The main point of the episode is that listening to Jesus is more important than doing things —even good things.
Martha does no wrong. She rightly offers hospitality, opening up her home to a group of travellers. And she gets busy with the tasks that hospitality requires, which are literally described as “many acts of service” (v. 40). She is serving. And, she is serving Jesus, no less. Surely we can’t fault her for that. If there is one quirk in her behavior, it is that she appeals to the guest of honor about her sister’s lack of help.
But even this quirk is admirable in a way. She appeals to Jesus because he is clearly seen as the chief authority figure. He is the “Lord,” even though a guest in her own home.
Jesus’ response cannot be taken as a rebuke. Martha has done nothing wrong, per se. It fits better in the category of gentle exhortation than rebuke. Not only does Jesus not correct Mary for just sitting there and listening to him, he commends her for it. Martha, on the other hand is exhorted not to be preoccupied with tasks, but should be more like Mary in this instance. Literally, Mary has “chosen the good portion” (v. 42). Martha is not wrong, but Mary does better.
Furthermore, Mary’s (in)action “will not be taken away from her.” It’s not entirely clear what Jesus means by this, but my guess is that it is not only an affirmation of Mary’s action (or lack thereof); it is also a further subtle critique of Martha’s choice. The benefits of listening to Jesus cannot be taken away. But activities, tasks, and getting things done simply pass by.
Mary not only listens to Jesus. Her posture is likewise important. She sits at the Lord’s feet to listen (v. 39). This is a posture of humility before the Lord. It is an acknowledgement that Jesus is the sort of person for whom you put down the dishes. You pause your activities, as well intended as they may be. It is a sign of respect and humble adoration.
Even works of service take a backseat to listening to Jesus in humble adoration.
Mary’s lack of action speaks volumes. It speaks to who Jesus is. It speaks of the right response to Jesus as Lord. It speaks of the right way to listen to Jesus. Even the faithful accomplishment of good tasks pales in significance next to this.

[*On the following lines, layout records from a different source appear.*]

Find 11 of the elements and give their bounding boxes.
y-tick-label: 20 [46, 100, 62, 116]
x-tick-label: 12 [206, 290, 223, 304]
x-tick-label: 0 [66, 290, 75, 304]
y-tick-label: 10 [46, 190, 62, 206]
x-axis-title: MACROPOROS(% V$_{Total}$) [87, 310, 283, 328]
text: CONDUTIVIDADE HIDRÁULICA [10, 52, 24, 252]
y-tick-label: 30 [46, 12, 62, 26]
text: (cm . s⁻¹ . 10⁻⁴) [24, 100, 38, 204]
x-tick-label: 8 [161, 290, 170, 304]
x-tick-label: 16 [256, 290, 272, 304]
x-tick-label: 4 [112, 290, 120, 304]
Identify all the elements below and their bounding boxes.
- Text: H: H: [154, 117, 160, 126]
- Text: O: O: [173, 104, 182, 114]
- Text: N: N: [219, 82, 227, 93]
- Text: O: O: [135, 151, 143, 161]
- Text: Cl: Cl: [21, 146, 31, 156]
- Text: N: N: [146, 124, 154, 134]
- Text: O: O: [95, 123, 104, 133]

This passage is an excellent counterbalance to the parable of the tenants. While the parable exhorts us to “get busy” and faithfully steward the resources God has entrusted to us, this episode reminds us that it is even more important to obey God’s instruction at Jesus’ transfiguration: “This is my Son, whom I have chosen; listen to him” (Luke 9:35).
Our achievements, stewardship, and, yes, even works of service take a backseat to listening to Jesus in humble adoration. When Jesus is in the house, stop what you’re doing. Sit at his feet. Listen to him. Then you will have chosen the better portion, and it will not be taken from you.